Effect of KLF4 on viability,apoptosis of colorectal cancer cells and chemosensitivity to cisplatin

AIM:To investigate the effect of Krüppel-like factor 4 (KLF4) on the viability, apoptosis and cisplatin chemosensitivity of colorectal cancer cells. METHODS:KLF4 expression in colorectal cancer cell lines Caco2, SW480 and HCT116 was detected by Western blot. The SW480 cells were divided into pcDNA3.1 group (transfected with pcDNA3.1 empty plasmid), pcDNA3.1-KLF4 group (transfected with pcDNA3.1-KLF4 expression plasmid) and pcDNA3.1-KLF4+cisplatin group (treated with 1 mg/L cisplatin for 48 h after pcDNA3.1-KLF4 was transfected into SW480 cells). The protein levels of KLF4, p-IκBα, cyclin D1 and survivin were determined by Western blot. The cell viability was measured by CCK-8 assay. The apoptotic rate was analyzed by flow cytometry. The content of reactive oxygen species(ROS) was measured by DCFH-DA probe.
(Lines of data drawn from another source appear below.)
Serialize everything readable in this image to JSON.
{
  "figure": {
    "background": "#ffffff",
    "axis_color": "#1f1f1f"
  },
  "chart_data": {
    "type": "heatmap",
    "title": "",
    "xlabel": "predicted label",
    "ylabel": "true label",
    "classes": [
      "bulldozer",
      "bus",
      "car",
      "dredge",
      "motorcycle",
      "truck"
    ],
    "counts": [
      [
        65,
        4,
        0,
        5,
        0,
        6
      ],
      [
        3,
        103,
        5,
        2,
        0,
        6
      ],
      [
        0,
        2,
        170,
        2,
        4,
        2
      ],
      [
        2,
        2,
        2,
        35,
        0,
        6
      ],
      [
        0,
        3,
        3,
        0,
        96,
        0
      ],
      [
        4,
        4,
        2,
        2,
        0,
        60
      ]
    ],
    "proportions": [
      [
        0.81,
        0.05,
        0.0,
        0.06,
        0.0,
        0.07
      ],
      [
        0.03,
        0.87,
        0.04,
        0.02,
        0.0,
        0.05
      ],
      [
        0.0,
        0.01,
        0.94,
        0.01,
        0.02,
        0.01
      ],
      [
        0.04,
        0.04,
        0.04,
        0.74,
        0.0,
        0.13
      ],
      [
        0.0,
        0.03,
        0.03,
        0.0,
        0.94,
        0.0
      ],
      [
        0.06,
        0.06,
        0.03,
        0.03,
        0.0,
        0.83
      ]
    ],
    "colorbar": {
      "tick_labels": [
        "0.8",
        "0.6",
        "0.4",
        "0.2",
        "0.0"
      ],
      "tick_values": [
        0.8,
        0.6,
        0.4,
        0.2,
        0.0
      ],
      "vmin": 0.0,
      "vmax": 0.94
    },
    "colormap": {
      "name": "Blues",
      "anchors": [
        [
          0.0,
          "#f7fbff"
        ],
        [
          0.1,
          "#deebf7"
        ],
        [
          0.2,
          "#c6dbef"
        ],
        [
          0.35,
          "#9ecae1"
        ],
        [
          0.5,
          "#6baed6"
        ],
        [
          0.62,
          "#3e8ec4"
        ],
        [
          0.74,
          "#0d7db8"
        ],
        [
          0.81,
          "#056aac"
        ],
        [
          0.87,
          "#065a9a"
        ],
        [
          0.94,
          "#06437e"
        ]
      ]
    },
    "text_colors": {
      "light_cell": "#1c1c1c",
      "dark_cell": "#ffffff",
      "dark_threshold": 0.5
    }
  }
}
RESULTS:The expression of KLF4 in the colorectal cancer cells were significantly lower than that in the human colon mucosal epithelial NCM460 cells (P<0.05). Compared with pcDNA3.1 group, the protein expression of KLF4 in pcDNA3.1-KLF4 group was significantly increased (P<0.05). Compared with pcDNA3.1 group, the cell viability and the protein expression of cyclin D1 and survivin were significantly decreased, and the apoptotic rate, the content of ROS and the protein level of p-IκBα were significantly increased in pcDNA3.1 group (P<0.05). Compared with pcDNA3.1-KLF4 group, the cell viability and the expression of cyclin D1 and survivin proteins were significantly decreased, and the apoptotic rate, the content of ROS and the protein level of p-IκBα were significantly increased in pcDNA3.1-KLF4+cisplatin group (P<0.05). CONCLUSION:Upregulation of KLF4 gene expression in colorectal cancer cells reduces the cell viability, induces apoptosis and increases the chemosensitivity of the cells to cisplatin. The mechanism may be related to the enhancement of intracellular ROS content and down-regulaton of the phosphorylation level of IκBα, the key molecule of NF-κB signaling pathway.